Makassar Mulia
Kota Makassar Komitmen Dalam Kreatifitas

DPR Bantah Cuti Melahirkan Ibu Pekerja 6 Bulan Sesuai UU KIA, Ace Hasan Syadzily : 3 bulan!

Dalam salah satu pasal UU KIA dijabarkan terkait masa cuti melahirkan ibu pekerja yang sebelumnya 3 bulan menjadi maksimal 6 bulan.

Editor: Alfian
ist
Anggota DPR RI Ace Hasan Syadzily bantah cuti melahirkan ibu pekerja sesuai UU KIA 6 bulan. 

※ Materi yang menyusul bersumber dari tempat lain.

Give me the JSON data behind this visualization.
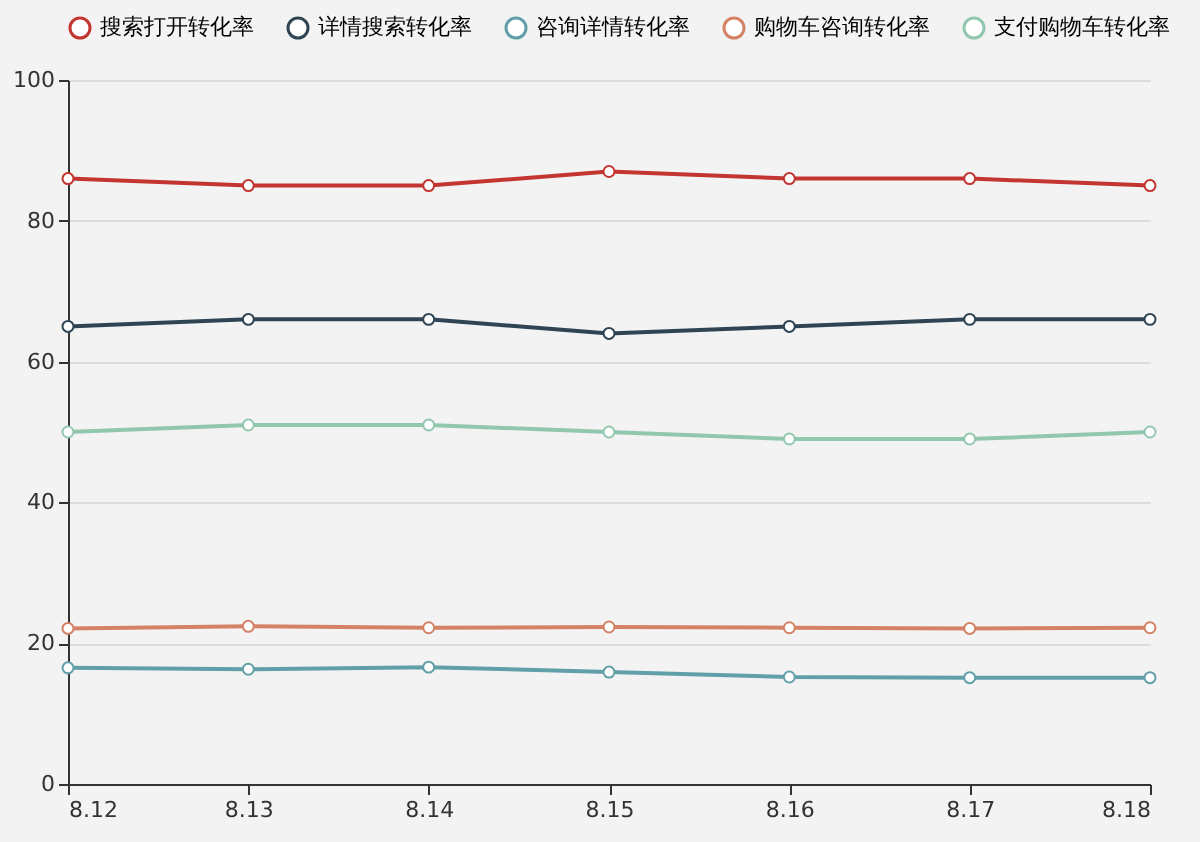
{
  "chart_data": {
    "type": "line",
    "categories": [
      "8.12",
      "8.13",
      "8.14",
      "8.15",
      "8.16",
      "8.17",
      "8.18"
    ],
    "series": [
      {
        "name": "搜索打开转化率",
        "color": "#c23531",
        "values": [
          86,
          85,
          85,
          87,
          86,
          86,
          85
        ]
      },
      {
        "name": "详情搜索转化率",
        "color": "#2f4554",
        "values": [
          65,
          66,
          66,
          64,
          65,
          66,
          66
        ]
      },
      {
        "name": "咨询详情转化率",
        "color": "#61a0a8",
        "values": [
          16.5,
          16.3,
          16.6,
          15.9,
          15.2,
          15.1,
          15.1
        ]
      },
      {
        "name": "购物车咨询转化率",
        "color": "#d48265",
        "values": [
          22.1,
          22.4,
          22.2,
          22.3,
          22.2,
          22.1,
          22.2
        ]
      },
      {
        "name": "支付购物车转化率",
        "color": "#91c7ae",
        "values": [
          50,
          51,
          51,
          50,
          49,
          49,
          50
        ]
      }
    ],
    "ylim": [
      0,
      100
    ],
    "yticks": [
      0,
      20,
      40,
      60,
      80,
      100
    ],
    "grid": "y",
    "legend": "top",
    "marker": "circle",
    "line_style": "solid"
  }
}
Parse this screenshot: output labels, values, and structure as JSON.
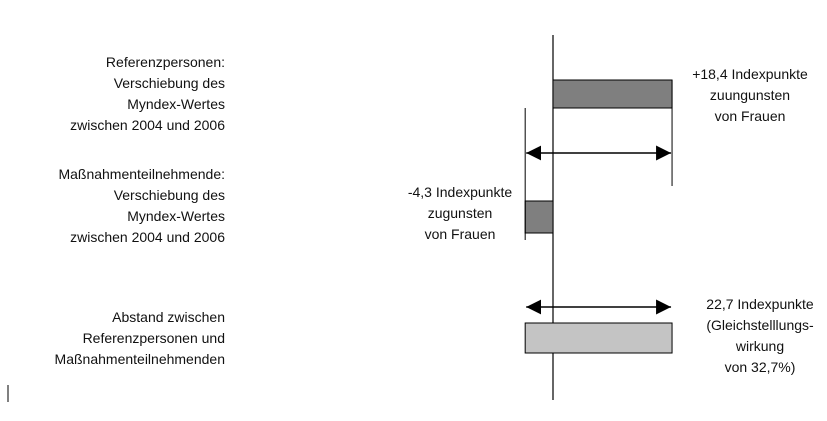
{
  "chart_data": {
    "type": "bar",
    "orientation": "horizontal",
    "categories": [
      "Referenzpersonen:\nVerschiebung des\nMyndex-Wertes\nzwischen 2004 und 2006",
      "Maßnahmenteilnehmende:\nVerschiebung des\nMyndex-Wertes\nzwischen 2004 und 2006",
      "Abstand zwischen\nReferenzpersonen und\nMaßnahmenteilnehmenden"
    ],
    "values": [
      18.4,
      -4.3,
      22.7
    ],
    "value_labels": [
      "+18,4 Indexpunkte\nzuungunsten\nvon Frauen",
      "-4,3 Indexpunkte\nzugunsten\nvon Frauen",
      "22,7 Indexpunkte\n(Gleichstelllungs-\nwirkung\nvon 32,7%)"
    ],
    "colors": [
      "#7f7f7f",
      "#7f7f7f",
      "#c4c4c4"
    ]
  }
}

TRIBUN-TIMUR.COM - Kabar baik terkait bertambahnya masa cuti melahirkan bagi ibu pekerja jadi 6 bulan berdasarkan Undang-undang Kesejahteraan Ibu dan Anak (UU KIA) yang baru disahkan dibantah anggota DPR RI.

Sebelumnya, DPR RI mensahkan RUU KIA menjadi undang-undang.

Dalam salah satu pasal UU KIA dijabarkan terkait masa cuti melahirkan ibu pekerja yang sebelumnya 3 bulan menjadi maksimal 6 bulan.

Namun Wakil Ketua Komisi VIII DPR Ace Hasan Syadzily menyebut ada interpretasi yang keliru terkait masa cuti melahirkan ini.

Secara tegas Ace Hasan Syadzily menyebut cuti melahirkan tetap 3 bulan.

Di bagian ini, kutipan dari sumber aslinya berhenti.